Important Note #1: Failing to cite correctly and/or submitting your own work from other classes constitutes plagiarism according to the University’s Academic Honor Policy—even if accidental or unwitting.
Important Note #2: It is common for postgraduate schools (e.g., med schools, law schools, software boot camps, etc.) and employers to ask your alma mater if you committed academic dishonesty. So, plagiarism and cheating can haunt you long after you graduate.
The “Can you tell me what I missed?” Policy
If you miss some or all of a class, do not ask me to review what you missed. Simply read what was assigned (at least once) and complete the corresponding in-class assignment. Classmates can tell you about class discussion(s). We can discuss your questions about the reading and/or the in-class assignments in office hours.
Office Hours Policy
If you plan to attend office hours to get help understanding the material, then bring the relevant reading, your notes/flashcards (e.g., your completed in-class assignments), etc.

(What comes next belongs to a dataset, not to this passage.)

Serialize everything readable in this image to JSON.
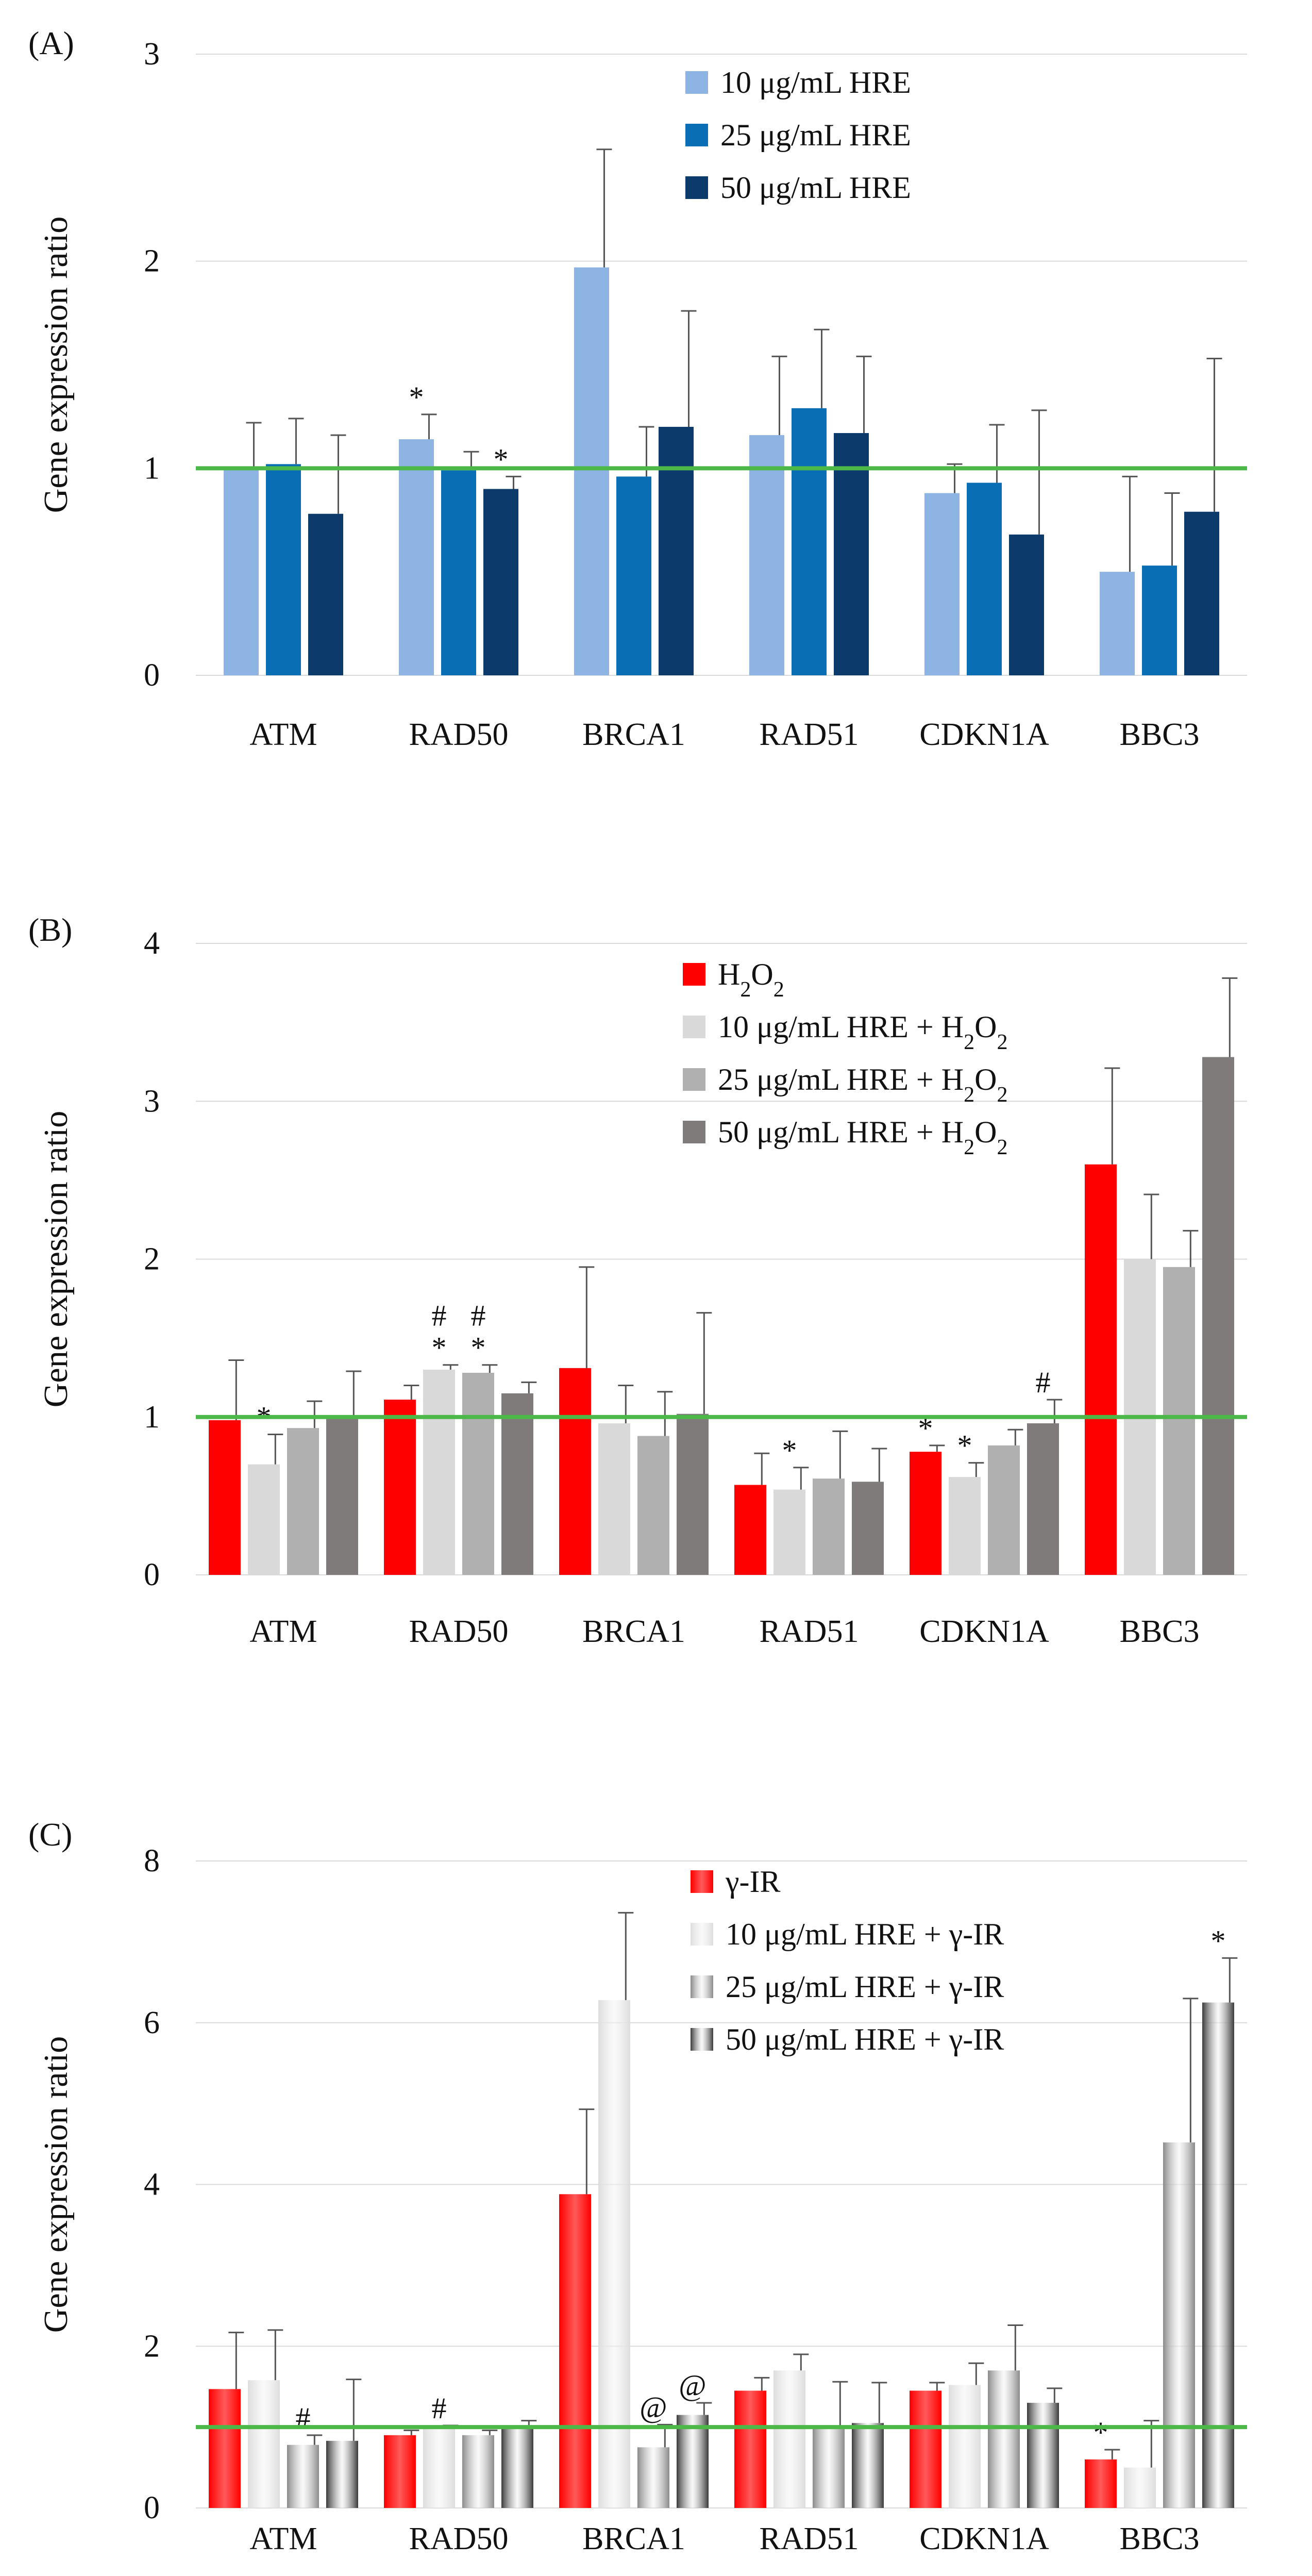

If you have not completed the reading, taken notes, studied your notes, and practiced the material, then you do not yet need my help. You simply need to start reading, taking notes, studying, and/or practicing. Once you do that, I can (and am truly happy to) help.
The Pre-Grading Policy
The purpose of homework is to test how well you understand the material. So, no, I cannot read your paper before it is due and tell you what to change. That is what grading is for. (If you want to know the reason, re-read the first sentence of this policy again.) Of course, we can discuss the course material more generally.
The Cool-Down Policy
We can talk about a grade on any assignment or test a couple days after it is returned to you.
Late Policy for Homework Assignments
You can submit late homework assignments for full credit if you can provide a reasonable, documented excuse, such as a doctor’s note, for missing the deadline. If you lack a reasonable, documented excuse, then you can still submit a homework assignment for half credit as late as seven calendar days after the deadline. You will receive no credit for homework assignments submitted more than seven calendar days after the deadline without a reasonable, documented excuse.
Last Day Late to Submit Late Work
With no exceptions, the last day to submit late work is the Monday of the final week of class by 5 pm.
The “But I am an A student!” Policy
If you argue or imply that your grade in this class is somehow determined by your grades in other classes, then you can expect only one thing from me: an incredulous stare.
The “Is there anything I can do to bring up my grade?” Policy
The assignments on the syllabus are easier than extra-credit and/or make-up assignments. For example, an extra credit assignment might be to explain a short book or a long book chapter (that I select) in your own words. On any extra-credit/make-up assignment, you write (at the top) which already-graded assignment’s grade will be replaced by the extra-credit/make-up assignment’s forthcoming grade. By submitting the extra-credit/make-up assignment, you are agreeing to the replacement grade, even if it ends up lower than the original grade.
The “Will you write me a recommendation letter?” Policy
I will write letters of recommendation for students that receive an A or A- in the course. I will consider arguments for making exceptions to this policy. Without exception, a letter must be requested ≥ two weeks before it is due.